There was a moment of awkward silence in the gym and then the drill continued. Nothing noticeably changed in Thabeet’s play — that day, or the rest of the season. In the summer he signed with Oklahoma City for close to the minimum, and when that contract was done so was his NBA career.

Thabeet didn’t have a competitive fire. He didn’t like basketball. He didn’t want to be in the gym. His career was on life support and he still wasn’t playing like he should. And it’s easy to look back and point to those missing character traits as the reasons why Thabeet wasn’t the dominant defensive center he was billed to be. But that’s not the full story. As a junior at Connecticut, his last year in college, Thabeet ranked 6th in the nation in block rate, anchoring the country’s third best defense (according to KenPom). Was he competitive then and suddenly lost it when he was drafted? That seems unlikely.

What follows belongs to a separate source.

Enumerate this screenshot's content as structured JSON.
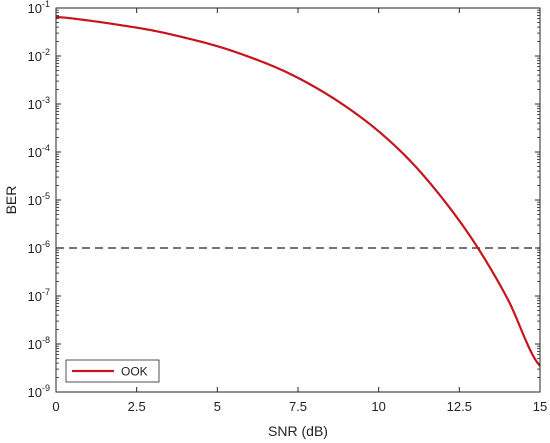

So while it may be true that the reason Thabeet failed was a lack of competitiveness, that’s skipping past an important lesson that we can draw from his career: being a dominant defensive center in college is no guarantee of being a great NBA defensive center, or even a good one. You need something more — and Thabeet didn’t have it. In college, being seven-foot-three was good enough. In the NBA, you have to be seven-foot-three.